First, I think conflating eyebrow waxing with medical care is just wrong. Secondly, I believe that medical care should be regulated based on medical necessity. For example, requiring women to see ultrasounds prior to an abortion is intentionally emotionally manipulative and a delaying tactic. It does nothing for the actual needs or safety of the mother and is purely a political regulation. Similarly if the level of regulation is more than is needed then you are limiting access to care. If all flu shots had to be provided in a doctor's office, and could never be provided in a pharmacy or a school or nursing home then far fewer people would gets shots, right? But obviously open heart surgery requires an OR, multiple medical professionals, and sterile equipment so doing that at Walgreens would be a bad idea.
Quote:
It sounds like you are arguing for a moral reason for not changing the regulations while I am arguing, admittedly using a very unusual case, that there may be medical reasons for requiring facitilites to be held to a higher standard. I'd like the statistics for the incidence of clients at out-patient clinics having complications. I know of an abortion doctor's office here in Houston (now closed) that was well-known for having ambulances come to pick up patients on a rather frighteningly constant basis, but know of no place to get city/state/national statistics for that. Those would be useful.

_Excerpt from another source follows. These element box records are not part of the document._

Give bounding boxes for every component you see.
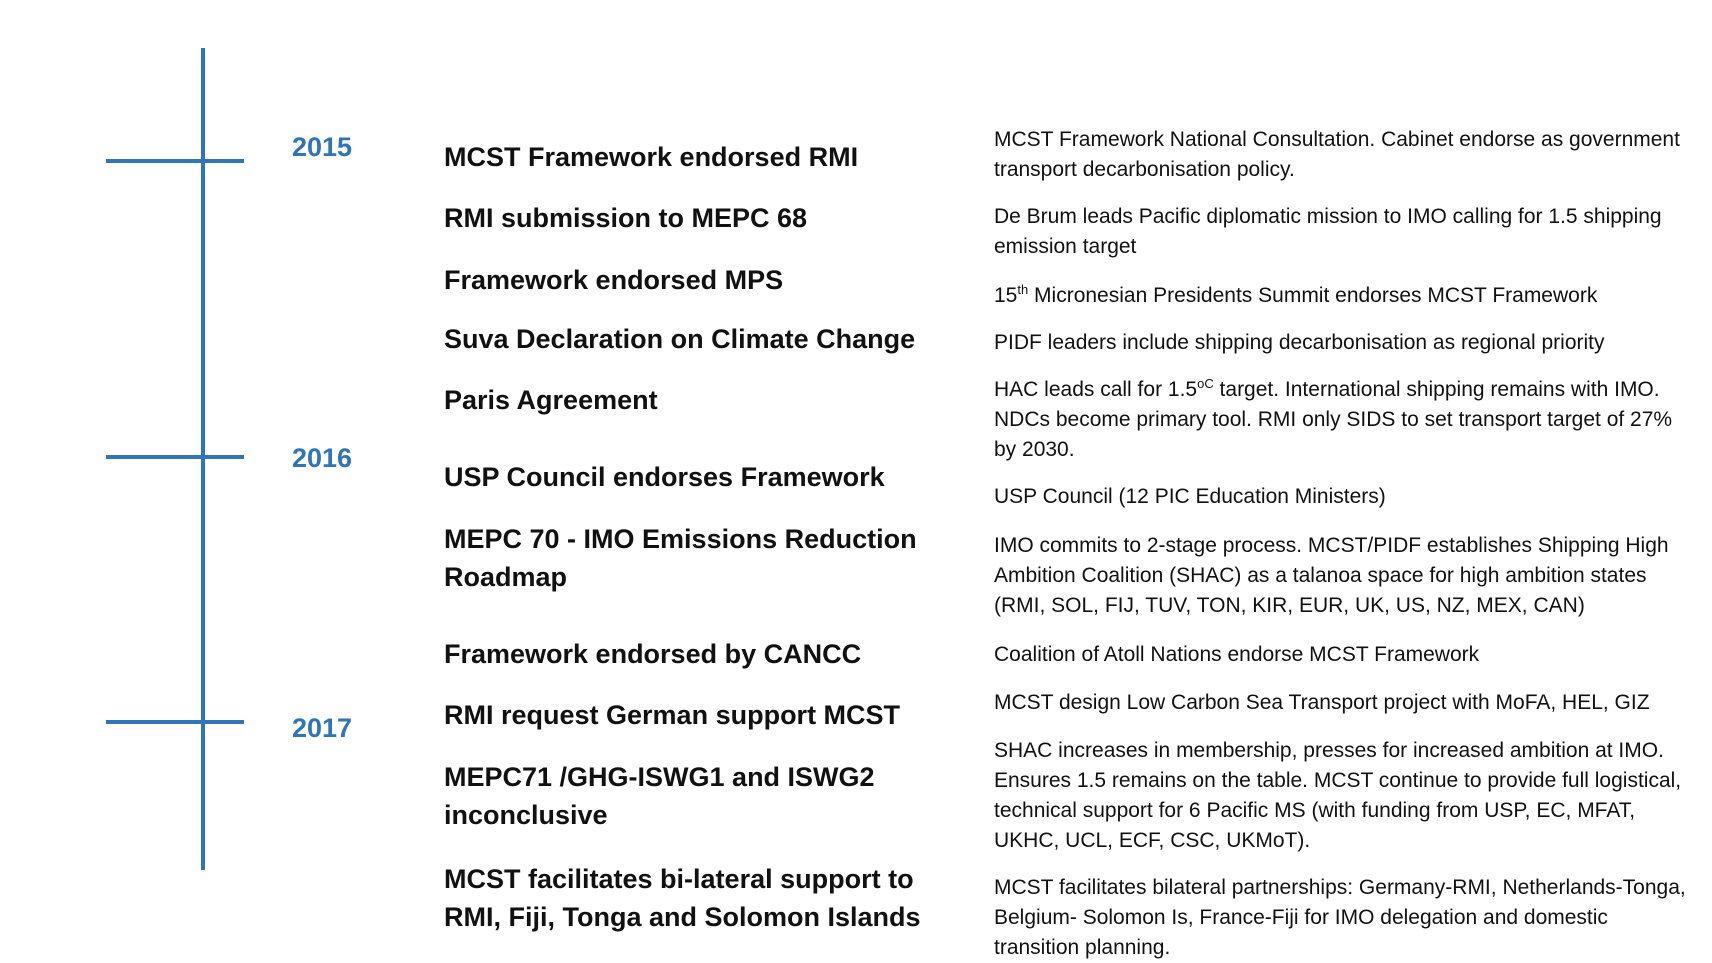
event-title: Paris Agreement: [444, 385, 658, 415]
event-title-line: MCST facilitates bi-lateral support to: [444, 864, 914, 894]
event-title: MEPC 70 - IMO Emissions Reduction Roadma…: [444, 520, 944, 596]
description-text: Micronesian Presidents Summit endorses M…: [1028, 284, 1598, 307]
event-title: Framework endorsed by CANCC: [444, 639, 862, 669]
description-text: 15: [994, 284, 1018, 307]
event-description: SHAC increases in membership, presses fo…: [994, 739, 1682, 852]
event-description: Coalition of Atoll Nations endorse MCST …: [994, 643, 1480, 666]
event-title: USP Council endorses Framework: [444, 462, 885, 492]
superscript: oC: [1197, 376, 1214, 391]
description-text: HAC leads call for 1.5: [994, 378, 1198, 401]
event-description: IMO commits to 2-stage process. MCST/PID…: [994, 534, 1669, 617]
event-description: USP Council (12 PIC Education Ministers): [994, 485, 1386, 508]
event-description: De Brum leads Pacific diplomatic mission…: [994, 205, 1662, 258]
event-description: 15th Micronesian Presidents Summit endor…: [994, 281, 1694, 311]
event-title-line: RMI, Fiji, Tonga and Solomon Islands: [444, 902, 921, 932]
event-title: MEPC71 /GHG-ISWG1 and ISWG2 inconclusive: [444, 758, 944, 834]
event-title-line: Roadmap: [444, 562, 568, 592]
description-text: target. International shipping remains w…: [994, 378, 1673, 461]
event-title: Framework endorsed MPS: [444, 265, 784, 295]
event-title-line: MEPC 70 - IMO Emissions Reduction: [444, 524, 917, 554]
event-title: RMI request German support MCST: [444, 700, 901, 730]
year-tick-2017: [106, 720, 244, 724]
year-label-2016: 2016: [292, 443, 353, 473]
event-description: MCST facilitates bilateral partnerships:…: [994, 876, 1686, 959]
event-title: Suva Declaration on Climate Change: [444, 324, 916, 354]
timeline-axis: [201, 48, 205, 870]
superscript: th: [1017, 282, 1029, 297]
event-description: HAC leads call for 1.5oC target. Interna…: [994, 375, 1694, 465]
event-description: PIDF leaders include shipping decarbonis…: [994, 331, 1605, 354]
year-tick-2016: [106, 455, 244, 459]
year-label-2017: 2017: [292, 713, 353, 743]
year-tick-2015: [106, 159, 244, 163]
event-title: RMI submission to MEPC 68: [444, 203, 808, 233]
year-label-2015: 2015: [292, 132, 353, 162]
event-description: MCST design Low Carbon Sea Transport pro…: [994, 691, 1650, 714]
event-description: MCST Framework National Consultation. Ca…: [994, 128, 1680, 181]
event-title: MCST Framework endorsed RMI: [444, 142, 859, 172]
event-title-line: inconclusive: [444, 800, 608, 830]
event-title: MCST facilitates bi-lateral support to R…: [444, 860, 944, 936]
event-title-line: MEPC71 /GHG-ISWG1 and ISWG2: [444, 762, 875, 792]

(eta - it's easy to find statistics about complications in general - it's just not easy to find them broken down by hospital vs. out-patient or doctors' offices.)
I'm actually making the argument that the standards are actually in place and the goverment regulatory departments failed to uphold them in this unusual case. Which is why unusual cases are generally poor grounds for changing laws yet still frequently the only thing that spurs changes in laws.

Now if well-regulated clinics are having persistent medical complications that go beyond those expected then there is probably a case to be made, but as you said, I don't know where there statistics are either and in lieu of them I'm not willing to make the argument to increase regulations.